In Hungary, retail development is dominated by smaller parks and strip malls as the retail sales are not there to support more significant developments.
Looking at the existing shopping center stock in Budapest, the first-tier centers have very low vacancy rates of around 1-2%, and there is a waiting list of existing tenants in the malls who are waiting to relocate within centers.
In the current demand environment, a number of shopping center owners have improved their F&B and food court offerings. Leed and Breeam “In-use” sustainability accreditation is seen as a necessity for owners to obtain finance while, from the tenant perspective, the demand is for lower energy and service charges, comments Anita Csörgő, head of retail at Colliers Hungary.
“As the retail stock continues to age, the trend of redeveloping and modernizing shopping centers is expected to become increasingly prevalent,” says Colliers Jędrak.
“This process ensures that shopping centers remain relevant and competitive in a rapidly changing market. The focus on energy efficiency, sustainability, and enhanced customer experiences will likely drive further innovations and improvements in the sector,” she says.
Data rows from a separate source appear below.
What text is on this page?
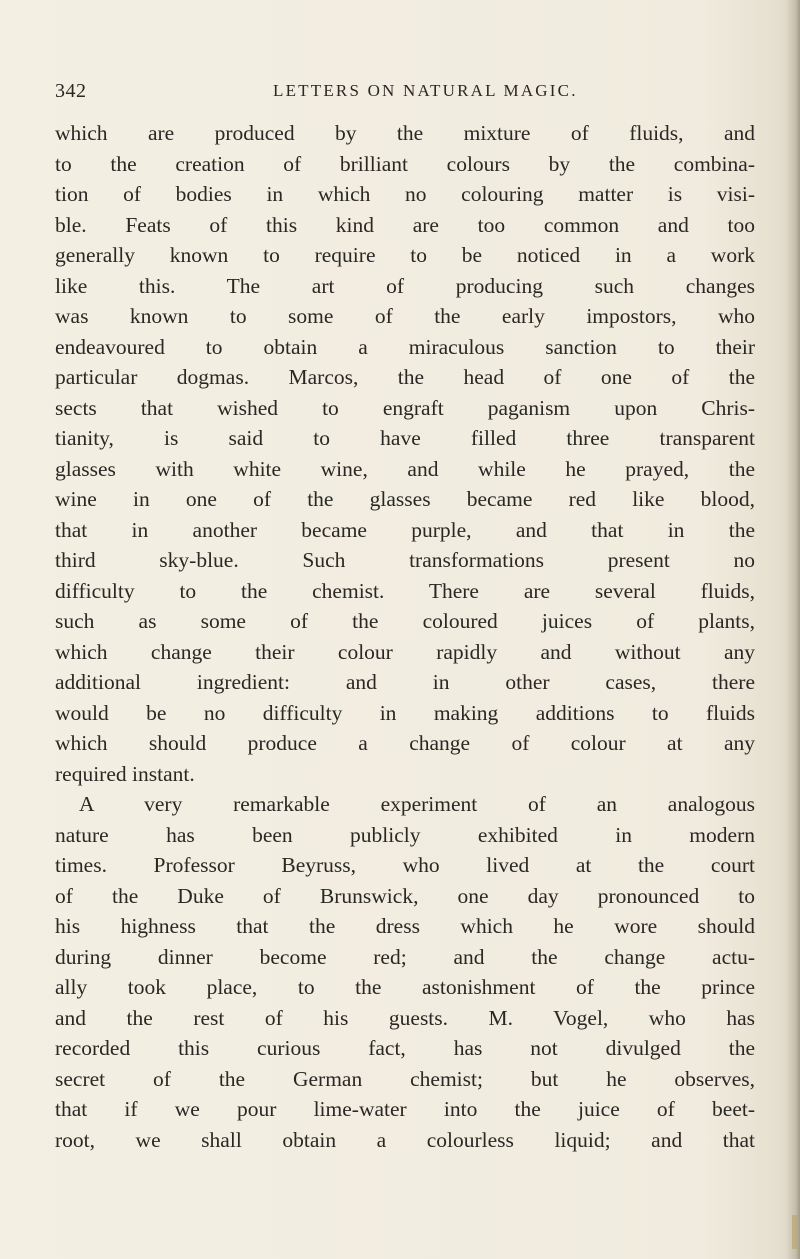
342	LETTERS ON NATURAL MAGIC.
which are produced by the mixture of fluids, and
to the creation of brilliant colours by the combina-
tion of bodies in which no colouring matter is visi-
ble. Feats of this kind are too common and too
generally known to require to be noticed in a work
like this. The art of producing such changes
was known to some of the early impostors, who
endeavoured to obtain a miraculous sanction to their
particular dogmas. Marcos, the head of one of the
sects that wished to engraft paganism upon Chris-
tianity, is said to have filled three transparent
glasses with white wine, and while he prayed, the
wine in one of the glasses became red like blood,
that in another became purple, and that in the
third sky-blue. Such transformations present no
difficulty to the chemist. There are several fluids,
such as some of the coloured juices of plants,
which change their colour rapidly and without any
additional ingredient: and in other cases, there
would be no difficulty in making additions to fluids
which should produce a change of colour at any
required instant.
A very remarkable experiment of an analogous
nature has been publicly exhibited in modern
times. Professor Beyruss, who lived at the court
of the Duke of Brunswick, one day pronounced to
his highness that the dress which he wore should
during dinner become red; and the change actu-
ally took place, to the astonishment of the prince
and the rest of his guests. M. Vogel, who has
recorded this curious fact, has not divulged the
secret of the German chemist; but he observes,
that if we pour lime-water into the juice of beet-
root, we shall obtain a colourless liquid; and that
“The proportion of centers requiring renovations or redevelopments is significant, and this trend is anticipated to grow as the retail landscape continues to evolve,” Jędrak adds.
Across CEE, the total stock of traditional shopping centers and retail parks exceeds 26 million sqm. According to Colliers, retail parks dominate the market, with more than 900 projects larger than 1,500 sqm.